Frank Bachner über die neuen Argumente im Dopingfall Pechstein.

Vier renommierte Wissenschaftler saßen auf dem Podium, sie formulierten ein Argument nach dem anderen, und am Ende hatte diese Argumentationskette eine solche Wucht, dass eigentlich nur eine Reaktion möglich ist: Die Eisschnellläuferin Claudia Pechstein ist baldmöglichst freizusprechen. So weit die gefühlte Lage. Juristisch ist der Fall komplizierter, die Argumente waren den Richtern des Internationalen Sportgerichtshofs, die Pechstein wegen Dopings verurteilten, ja bekannt. Aber dass einer der Prozessgutachter sich bitter beklagte, seine Einschätzung sei im Urteil vollkommen falsch interpretiert worden, das ist starker Tobak.

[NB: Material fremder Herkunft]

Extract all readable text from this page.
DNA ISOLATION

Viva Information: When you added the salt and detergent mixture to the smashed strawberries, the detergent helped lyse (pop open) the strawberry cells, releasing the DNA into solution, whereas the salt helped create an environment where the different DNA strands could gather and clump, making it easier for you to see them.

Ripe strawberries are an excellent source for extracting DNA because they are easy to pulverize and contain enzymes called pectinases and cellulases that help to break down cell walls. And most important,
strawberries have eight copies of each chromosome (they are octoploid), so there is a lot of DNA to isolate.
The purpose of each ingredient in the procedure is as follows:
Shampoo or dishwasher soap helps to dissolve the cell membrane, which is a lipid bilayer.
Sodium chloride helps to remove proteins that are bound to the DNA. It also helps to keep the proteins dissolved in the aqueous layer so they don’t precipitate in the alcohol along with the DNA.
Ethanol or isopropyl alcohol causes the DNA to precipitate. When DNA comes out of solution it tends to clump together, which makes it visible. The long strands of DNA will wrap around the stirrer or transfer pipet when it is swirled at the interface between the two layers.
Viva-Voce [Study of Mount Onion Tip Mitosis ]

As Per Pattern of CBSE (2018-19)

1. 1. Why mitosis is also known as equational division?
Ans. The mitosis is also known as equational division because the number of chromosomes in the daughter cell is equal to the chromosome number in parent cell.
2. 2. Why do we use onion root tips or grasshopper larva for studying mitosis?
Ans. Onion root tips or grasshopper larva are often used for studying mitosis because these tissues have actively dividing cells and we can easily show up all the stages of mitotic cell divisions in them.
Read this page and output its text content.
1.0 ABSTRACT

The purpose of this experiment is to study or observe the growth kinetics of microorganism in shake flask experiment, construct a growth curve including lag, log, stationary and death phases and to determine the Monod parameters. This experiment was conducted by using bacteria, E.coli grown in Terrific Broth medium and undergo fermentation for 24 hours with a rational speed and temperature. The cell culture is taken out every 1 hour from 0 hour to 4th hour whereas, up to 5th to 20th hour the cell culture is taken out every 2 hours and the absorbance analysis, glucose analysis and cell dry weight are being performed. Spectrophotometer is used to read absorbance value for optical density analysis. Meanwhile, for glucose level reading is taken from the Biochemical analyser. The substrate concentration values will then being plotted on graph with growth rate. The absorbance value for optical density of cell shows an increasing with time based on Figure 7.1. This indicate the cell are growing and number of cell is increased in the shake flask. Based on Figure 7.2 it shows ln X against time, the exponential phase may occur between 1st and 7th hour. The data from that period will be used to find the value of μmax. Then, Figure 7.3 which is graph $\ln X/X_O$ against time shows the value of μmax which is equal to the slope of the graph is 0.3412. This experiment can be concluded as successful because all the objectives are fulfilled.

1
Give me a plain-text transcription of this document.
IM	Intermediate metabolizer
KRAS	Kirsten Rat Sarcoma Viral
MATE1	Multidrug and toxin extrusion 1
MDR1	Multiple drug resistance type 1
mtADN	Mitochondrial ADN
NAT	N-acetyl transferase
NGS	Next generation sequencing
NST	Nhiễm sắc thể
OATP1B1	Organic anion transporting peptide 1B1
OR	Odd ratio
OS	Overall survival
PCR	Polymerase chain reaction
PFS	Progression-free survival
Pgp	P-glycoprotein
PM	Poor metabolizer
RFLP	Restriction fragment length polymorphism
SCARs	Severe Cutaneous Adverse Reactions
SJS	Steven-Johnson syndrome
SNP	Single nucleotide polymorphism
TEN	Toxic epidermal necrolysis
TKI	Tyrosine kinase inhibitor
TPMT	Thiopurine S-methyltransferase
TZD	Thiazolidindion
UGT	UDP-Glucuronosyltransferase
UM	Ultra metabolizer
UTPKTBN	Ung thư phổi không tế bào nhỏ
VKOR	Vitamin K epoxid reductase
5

Das Schweizer Bundesgericht, das nun über die Revision entscheidet, muss schon sehr gute Gründe finden, um Pechsteins Beschwerden abzuschmettern. Trotzdem: Mit der finalen Botschaft „Pechstein ist ein Opfer“ sollte man erst einmal warten. Sollte neu verhandelt werden, mit Hinweis auf die unzureichende Würdigung des Gutachtens, dann freilich spricht viel für einen Freispruch.

Aber schon jetzt beschädigt der Fall den sogenannten Blutpass. Den hat die Welt-Anti-Doping-Agentur eingeführt, um genau jene dopenden Athleten per indirektem Beweis zu überführen, die bislang mit Akribie noch jede Kontrolle unbeschadet überstanden haben. Pechstein ist über den indirekten Beweis verurteilt worden. Sollte sie freigesprochen werden, droht eine Grundsatzdiskussion über den Sinn dieser neuen Waffe im Anti-Doping-Kampf. Und das wäre fatal. Die indirekte Beweisführung an sich ist schließlich überaus notwendig. Dass Doper eine positive Probe nicht fürchten müssen, zeigt unter anderem der Fall Marion Jones. Die amerikanische Sprinterin ist 164 Mal kontrolliert worden. Erwischt wurde sie dabei nie. Sie war nur eine von unzähligen Sportlern, denen allenfalls über Umwege beizukommen ist.